If A-B=3pi/4 then show that (1-tanA)(1+tanB)=2
Answers
Answer:
(1-tanA)(1+tanB)=2
Step-by-step explanation:
A-B=3π/4
APPLY 'tan' ON BOTH SIDES
Tan(A-B)=Tan(3π/4)
tanA-tanB/1+tanAtanB=tan(135°)
tanA-tanB/1+tanAtanB= -1
tanA-tanB= -(1+tanAtanB)
tanB-tanA = 1-tanAtanB
tanB-tanA-tanAtanB = -1
ADD '-1' ON BOTH SIDES
-1+tanB-tanA-tanAtanB= -1+(-1)
(1-tanA)(1+tanB) = 2
Hence Proved
Given:
The difference between angles A and B is 3π/4.
To find:
The proof of the equation (1-tanA)(1+tanB) = 2.
Solution:
The given problem can be solved using the standard trigonometric formulae.
1. The difference between the angles A and B is,
=> A - B = 3π/4,
=> Apply Tan on both the sides,
=> Tan(A-B)=Tan(3π/4),
=> (TanA - TanB)/(1+TanATanB)=tan(135°),
=> (TanA-TanB)/(1+TanAtanB)= -1
=> (TanA-TanB)= -(1+TanATanB)
=> TanA - TanB = -1 -TanATanB,
=> TanA - Tan B + TanATanB = -1. (Consider as equation 1).

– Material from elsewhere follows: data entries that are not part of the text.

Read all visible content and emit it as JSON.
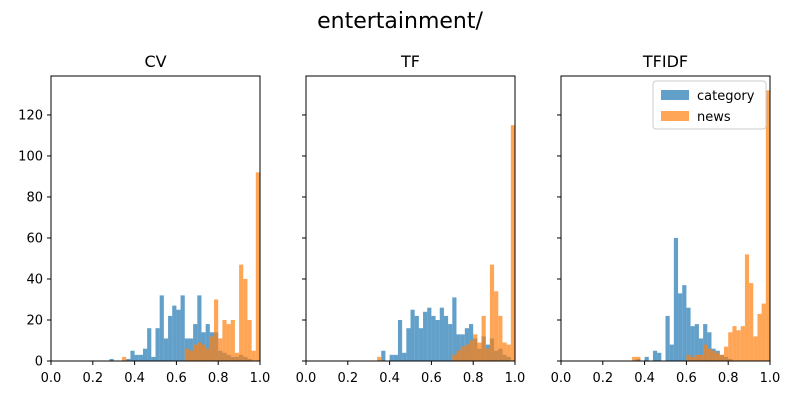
{
  "figure_title": "entertainment/",
  "chart_data": [
    {
      "type": "histogram",
      "title": "CV",
      "xlim": [
        0.0,
        1.0
      ],
      "ylim": [
        0,
        139
      ],
      "x_ticks": [
        "0.0",
        "0.2",
        "0.4",
        "0.6",
        "0.8",
        "1.0"
      ],
      "y_ticks": [
        "0",
        "20",
        "40",
        "60",
        "80",
        "100",
        "120"
      ],
      "show_y_tick_labels": true,
      "legend": false,
      "bin_width": 0.02,
      "series": [
        {
          "name": "category",
          "color": "#1f77b4",
          "bins": [
            [
              0.28,
              1
            ],
            [
              0.36,
              1
            ],
            [
              0.38,
              5
            ],
            [
              0.4,
              3
            ],
            [
              0.42,
              3
            ],
            [
              0.44,
              6
            ],
            [
              0.46,
              16
            ],
            [
              0.48,
              2
            ],
            [
              0.5,
              16
            ],
            [
              0.52,
              32
            ],
            [
              0.54,
              11
            ],
            [
              0.56,
              22
            ],
            [
              0.58,
              27
            ],
            [
              0.6,
              25
            ],
            [
              0.62,
              32
            ],
            [
              0.64,
              11
            ],
            [
              0.66,
              11
            ],
            [
              0.68,
              18
            ],
            [
              0.7,
              32
            ],
            [
              0.72,
              14
            ],
            [
              0.74,
              18
            ],
            [
              0.76,
              14
            ],
            [
              0.78,
              14
            ],
            [
              0.8,
              5
            ],
            [
              0.82,
              4
            ],
            [
              0.84,
              3
            ],
            [
              0.86,
              2
            ],
            [
              0.88,
              2
            ],
            [
              0.9,
              3
            ],
            [
              0.92,
              2
            ],
            [
              0.94,
              1
            ]
          ]
        },
        {
          "name": "news",
          "color": "#ff7f0e",
          "bins": [
            [
              0.34,
              2
            ],
            [
              0.64,
              6
            ],
            [
              0.66,
              5
            ],
            [
              0.68,
              8
            ],
            [
              0.7,
              9
            ],
            [
              0.72,
              8
            ],
            [
              0.74,
              6
            ],
            [
              0.76,
              12
            ],
            [
              0.78,
              30
            ],
            [
              0.8,
              11
            ],
            [
              0.82,
              20
            ],
            [
              0.84,
              18
            ],
            [
              0.86,
              20
            ],
            [
              0.88,
              4
            ],
            [
              0.9,
              47
            ],
            [
              0.92,
              40
            ],
            [
              0.94,
              20
            ],
            [
              0.96,
              5
            ],
            [
              0.98,
              92
            ]
          ]
        }
      ]
    },
    {
      "type": "histogram",
      "title": "TF",
      "xlim": [
        0.0,
        1.0
      ],
      "ylim": [
        0,
        139
      ],
      "x_ticks": [
        "0.0",
        "0.2",
        "0.4",
        "0.6",
        "0.8",
        "1.0"
      ],
      "y_ticks": [
        "0",
        "20",
        "40",
        "60",
        "80",
        "100",
        "120"
      ],
      "show_y_tick_labels": false,
      "legend": false,
      "bin_width": 0.02,
      "series": [
        {
          "name": "category",
          "color": "#1f77b4",
          "bins": [
            [
              0.36,
              5
            ],
            [
              0.4,
              3
            ],
            [
              0.42,
              3
            ],
            [
              0.44,
              20
            ],
            [
              0.46,
              4
            ],
            [
              0.48,
              16
            ],
            [
              0.5,
              25
            ],
            [
              0.52,
              22
            ],
            [
              0.54,
              16
            ],
            [
              0.56,
              24
            ],
            [
              0.58,
              26
            ],
            [
              0.6,
              22
            ],
            [
              0.62,
              20
            ],
            [
              0.64,
              26
            ],
            [
              0.66,
              22
            ],
            [
              0.68,
              18
            ],
            [
              0.7,
              31
            ],
            [
              0.72,
              13
            ],
            [
              0.74,
              13
            ],
            [
              0.76,
              16
            ],
            [
              0.78,
              18
            ],
            [
              0.8,
              11
            ],
            [
              0.82,
              6
            ],
            [
              0.84,
              12
            ],
            [
              0.86,
              8
            ],
            [
              0.88,
              11
            ],
            [
              0.9,
              5
            ],
            [
              0.92,
              6
            ],
            [
              0.94,
              3
            ],
            [
              0.96,
              2
            ]
          ]
        },
        {
          "name": "news",
          "color": "#ff7f0e",
          "bins": [
            [
              0.34,
              2
            ],
            [
              0.7,
              3
            ],
            [
              0.72,
              5
            ],
            [
              0.74,
              7
            ],
            [
              0.76,
              8
            ],
            [
              0.78,
              10
            ],
            [
              0.8,
              13
            ],
            [
              0.82,
              9
            ],
            [
              0.84,
              22
            ],
            [
              0.86,
              6
            ],
            [
              0.88,
              47
            ],
            [
              0.9,
              34
            ],
            [
              0.92,
              22
            ],
            [
              0.94,
              9
            ],
            [
              0.96,
              8
            ],
            [
              0.98,
              115
            ]
          ]
        }
      ]
    },
    {
      "type": "histogram",
      "title": "TFIDF",
      "xlim": [
        0.0,
        1.0
      ],
      "ylim": [
        0,
        139
      ],
      "x_ticks": [
        "0.0",
        "0.2",
        "0.4",
        "0.6",
        "0.8",
        "1.0"
      ],
      "y_ticks": [
        "0",
        "20",
        "40",
        "60",
        "80",
        "100",
        "120"
      ],
      "show_y_tick_labels": false,
      "legend": true,
      "legend_position": "upper-right",
      "bin_width": 0.02,
      "series": [
        {
          "name": "category",
          "color": "#1f77b4",
          "bins": [
            [
              0.36,
              1
            ],
            [
              0.4,
              2
            ],
            [
              0.44,
              5
            ],
            [
              0.46,
              4
            ],
            [
              0.5,
              22
            ],
            [
              0.52,
              8
            ],
            [
              0.54,
              60
            ],
            [
              0.56,
              33
            ],
            [
              0.58,
              37
            ],
            [
              0.6,
              26
            ],
            [
              0.62,
              17
            ],
            [
              0.64,
              18
            ],
            [
              0.66,
              11
            ],
            [
              0.68,
              18
            ],
            [
              0.7,
              14
            ],
            [
              0.72,
              6
            ],
            [
              0.74,
              5
            ],
            [
              0.76,
              3
            ],
            [
              0.78,
              2
            ],
            [
              0.8,
              1
            ]
          ]
        },
        {
          "name": "news",
          "color": "#ff7f0e",
          "bins": [
            [
              0.34,
              2
            ],
            [
              0.36,
              2
            ],
            [
              0.6,
              3
            ],
            [
              0.62,
              2
            ],
            [
              0.64,
              3
            ],
            [
              0.66,
              3
            ],
            [
              0.68,
              8
            ],
            [
              0.7,
              6
            ],
            [
              0.72,
              5
            ],
            [
              0.74,
              4
            ],
            [
              0.76,
              3
            ],
            [
              0.78,
              7
            ],
            [
              0.8,
              14
            ],
            [
              0.82,
              17
            ],
            [
              0.84,
              15
            ],
            [
              0.86,
              17
            ],
            [
              0.88,
              52
            ],
            [
              0.9,
              38
            ],
            [
              0.92,
              12
            ],
            [
              0.94,
              23
            ],
            [
              0.96,
              28
            ],
            [
              0.98,
              132
            ]
          ]
        }
      ]
    }
  ]
}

2. The LHS part of the equation to be proven is,
=> (1-tanA)(1+tanB), ( Expand the expression ),
=> 1 + TanB -TanA -TanATanB,
=> 1 + - ( TanA + TanATanB - TanB ), (Value of ( TanA + TanATanB - TanB ) = -1 from equation 1 )
=> 1 + - ( -1 ),
=> 2 = RHS.
∴ Hence Proved
Therefore, the value of (1-tanA)(1+tanB) is 2.